Wednesday, 27th June 2012
Why has Ryanair bid for Aer Lingus?
Ryanair launched an all cash bid for Aer Lingus of €1.30 per share, a 38% premium to the previous day's closing price of 94c. This unexpected move came at the same time the UK Competition Commission started its investigation into Ryanair's existing 29% holding in Aer Lingus.
Given their relative sizes Ryanair does not require shareholder approval for this deal. Technically, it does not need the Irish State's 25% holding either, to secure majority control.
Ryanair stated it is looking to acquire Aer Lingus and to operate two competing airlines within one group. It wants to use Aer Lingus to compete more aggressively with existing European airlines at large primary airports, where Ryanair is not based.

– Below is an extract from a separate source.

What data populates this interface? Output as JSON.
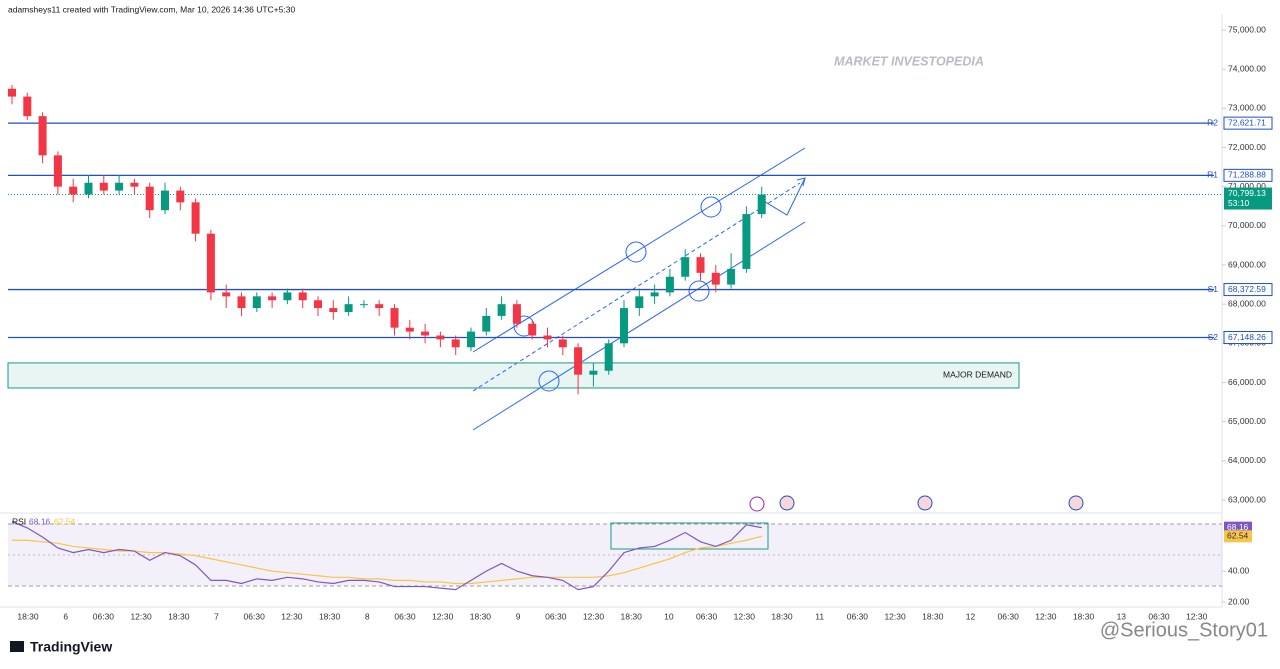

It would target reduced unit costs and increased Aer Lingus traffic figures from 9.5m passengers to 14m over a five year period. It would also look to expand Aer Lingus' transatlantic operations.
Ryanair's previous bid was blocked by the European Commission (EC) in 2007 on the grounds it would impede effective competition. It cited how, at the time the two airlines competed directly on 35 routes and if the merger was approved there would be a monopoly on 22 routes, with the merged entity holding 60% market share on the remainder.
Ryanair was prepared to offer slots to new entrants at Dublin airport, but the gesture was considered insufficient. The EC market investigation revealed that most airlines were unlikely to take on Ryanair in its home market. It's doubtful if this has changed.
Ryanair believes that circumstances have changed with more airline mergers in the EU, such as BA's recent acquisition of British Midland. It points out that Dublin Airport is operating at 50% capacity and the Irish government no longer considers its stake as strategic.
While Ryanair's arguments are logical, it would be surprising if the EC reversed its previous decision. However, if Ryanair can address the EC's concerns and convince them that there will be meaningful competition out of Dublin, its offer would have greater chance of success.